I need help using intergals to find volumes. If you have the equations y=9-x^2, y=0,x=0. Then you rotate the region bounded by those equations around x=3 and use intergals to get the volume of that region. I'm gettting 42.4113 for the volume but maple keeps telling me something else.
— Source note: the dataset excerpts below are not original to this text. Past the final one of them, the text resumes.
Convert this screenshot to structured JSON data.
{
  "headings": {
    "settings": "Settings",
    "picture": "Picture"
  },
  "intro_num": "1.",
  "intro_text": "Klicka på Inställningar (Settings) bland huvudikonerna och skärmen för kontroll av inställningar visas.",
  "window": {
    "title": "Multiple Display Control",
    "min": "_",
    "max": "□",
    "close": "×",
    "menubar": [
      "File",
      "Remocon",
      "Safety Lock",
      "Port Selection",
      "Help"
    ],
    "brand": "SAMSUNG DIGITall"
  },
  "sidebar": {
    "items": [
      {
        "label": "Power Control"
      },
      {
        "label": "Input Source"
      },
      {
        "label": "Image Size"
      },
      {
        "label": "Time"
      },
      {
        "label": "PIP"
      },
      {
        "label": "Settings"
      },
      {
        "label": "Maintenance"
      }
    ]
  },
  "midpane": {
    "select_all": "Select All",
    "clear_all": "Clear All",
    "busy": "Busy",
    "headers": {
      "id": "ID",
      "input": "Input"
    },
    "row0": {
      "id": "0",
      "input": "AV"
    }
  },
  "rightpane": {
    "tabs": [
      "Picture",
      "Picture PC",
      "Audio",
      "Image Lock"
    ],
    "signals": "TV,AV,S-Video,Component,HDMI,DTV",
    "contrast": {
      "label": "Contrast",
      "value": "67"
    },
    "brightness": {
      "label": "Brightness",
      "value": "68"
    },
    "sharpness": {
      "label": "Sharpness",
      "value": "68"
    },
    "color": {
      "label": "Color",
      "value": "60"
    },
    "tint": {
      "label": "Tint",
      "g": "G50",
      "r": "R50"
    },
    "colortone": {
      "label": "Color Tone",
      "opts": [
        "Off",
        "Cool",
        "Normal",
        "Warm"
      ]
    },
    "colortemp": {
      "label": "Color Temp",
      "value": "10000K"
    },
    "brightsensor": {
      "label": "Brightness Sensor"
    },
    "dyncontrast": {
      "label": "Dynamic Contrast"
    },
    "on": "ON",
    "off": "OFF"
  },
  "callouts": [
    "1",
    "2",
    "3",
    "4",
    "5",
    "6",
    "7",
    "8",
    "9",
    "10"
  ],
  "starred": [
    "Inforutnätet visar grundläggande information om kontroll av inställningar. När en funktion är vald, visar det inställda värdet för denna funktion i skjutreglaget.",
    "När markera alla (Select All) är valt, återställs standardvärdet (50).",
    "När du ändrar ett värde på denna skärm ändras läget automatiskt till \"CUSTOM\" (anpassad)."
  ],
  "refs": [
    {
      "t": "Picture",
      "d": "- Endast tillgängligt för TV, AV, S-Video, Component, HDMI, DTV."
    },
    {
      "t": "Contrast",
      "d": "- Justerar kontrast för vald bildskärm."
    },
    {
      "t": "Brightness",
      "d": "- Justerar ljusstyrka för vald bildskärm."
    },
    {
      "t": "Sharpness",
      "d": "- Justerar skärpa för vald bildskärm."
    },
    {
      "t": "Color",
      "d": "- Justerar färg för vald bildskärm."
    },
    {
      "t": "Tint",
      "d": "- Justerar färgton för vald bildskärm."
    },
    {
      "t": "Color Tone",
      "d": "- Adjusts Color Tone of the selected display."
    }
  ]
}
Can somone tell me how to get the right answer.
Originally Posted by flash9286
I've attached a diagram to show what I've calculated.
The area which is painted green in my diagram is a circle with radius R minus a smaller circle with radius r:
From y = 9 - x² you get: x = √(9 - y)
R = 3, (constant)
r = 3 - (√(9-y))
The outer circle has the area A_(oc) = π * R² that means A_(oc) = 9π
The inner circle has the area A_(ic) = π * (3 - (√(9-y))² that means A_(ic) = π*(y - 6(√(9-y) +18)
The green area is the difference between the 2 circles:
A = 9π - π*(y - 6(√(9-y) +18) = π*(y + 6(√(9-y) -9)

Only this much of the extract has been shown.